Robinson, though, endured the racial taunts from the crowd and his white opponents. His manager was an outspoken critic of having a black on the team, and his own team signed a petition refusing to work with him.

Robinson was the better man. He depended on his athletic skills. His line drives sent shudders through the fielders and his fearless base running defied convention. Even if he wasn’t wanted by everyone, Robinson earned everyone’s respect simply because of his superior play.

The baseball field was his workplace and he was bringing diversity to it as an African-American. Once white-only baseball rosters are now loaded with blacks, Latinos, and Asians because of his breakthrough.

More than that, Robinson became a cultural icon by people who didn’t know a slider from a Texas leaguer. Because his every move was watched by tens of thousands each day, Robinson showed the value of character, dedication, courage, dignity, and grace under pressure.
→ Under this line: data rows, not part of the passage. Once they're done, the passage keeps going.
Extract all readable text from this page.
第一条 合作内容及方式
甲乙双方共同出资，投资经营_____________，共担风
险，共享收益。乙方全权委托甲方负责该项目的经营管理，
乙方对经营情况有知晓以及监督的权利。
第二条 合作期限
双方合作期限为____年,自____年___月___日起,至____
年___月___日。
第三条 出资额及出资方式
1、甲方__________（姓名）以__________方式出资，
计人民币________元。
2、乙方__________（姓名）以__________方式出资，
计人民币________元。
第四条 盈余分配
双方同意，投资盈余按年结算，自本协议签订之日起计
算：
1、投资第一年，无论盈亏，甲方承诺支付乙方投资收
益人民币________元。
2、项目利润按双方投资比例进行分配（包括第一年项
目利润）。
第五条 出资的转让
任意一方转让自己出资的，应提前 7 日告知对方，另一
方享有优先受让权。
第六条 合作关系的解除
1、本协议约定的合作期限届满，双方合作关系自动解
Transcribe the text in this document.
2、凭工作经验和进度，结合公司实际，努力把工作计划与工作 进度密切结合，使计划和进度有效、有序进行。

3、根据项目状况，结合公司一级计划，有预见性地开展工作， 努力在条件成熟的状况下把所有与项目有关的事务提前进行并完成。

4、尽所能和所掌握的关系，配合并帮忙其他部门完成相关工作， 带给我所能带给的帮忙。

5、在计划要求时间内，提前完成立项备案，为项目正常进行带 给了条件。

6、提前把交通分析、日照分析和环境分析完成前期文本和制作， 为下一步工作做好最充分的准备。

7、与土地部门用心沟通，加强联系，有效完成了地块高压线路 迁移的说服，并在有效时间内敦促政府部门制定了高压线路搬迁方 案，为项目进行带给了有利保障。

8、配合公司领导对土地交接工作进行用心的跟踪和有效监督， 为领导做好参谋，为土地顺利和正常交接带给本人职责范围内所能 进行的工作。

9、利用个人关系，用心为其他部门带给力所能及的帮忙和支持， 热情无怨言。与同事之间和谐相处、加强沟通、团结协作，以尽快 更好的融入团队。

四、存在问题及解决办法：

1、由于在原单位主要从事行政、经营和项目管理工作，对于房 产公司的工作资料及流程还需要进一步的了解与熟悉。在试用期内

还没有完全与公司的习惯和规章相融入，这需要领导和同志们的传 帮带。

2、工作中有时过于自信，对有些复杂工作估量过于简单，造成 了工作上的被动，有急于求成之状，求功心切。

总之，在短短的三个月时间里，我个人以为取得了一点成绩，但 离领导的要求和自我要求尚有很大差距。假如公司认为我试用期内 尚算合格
Robinson’s was a shared American experience. He was a Civil Rights activist and Freedom Rider before those things existed. From the people who attended the games each day, to those who read about his performance in newspaper stories or box scores or listened to them on the radio, everyone in the country learned from him.

He taught us all to evaluate people around us on their talents and abilities, and not to value them on the color of their skin. He won admiration for his on-field achievements, but more than that he earned the respect of a nation that had fought for more than a century to escape its racial past.

You need not to have ever witnessed a baseball game or watched a movie on his life to appreciate that his was one of the seminal moments in the making of America. By fulfilling his personal dream to excel, he taught every worker to stand up for themselves and demonstrate that they deserved the respect of those around them.

It doesn’t matter if you are an immigrant accountant or farmer, a Latino nurse, or a white factory worker. Everyone in the United States has benefited from a black man brave enough to stand out proudly based on his talent. There could be no greater role model.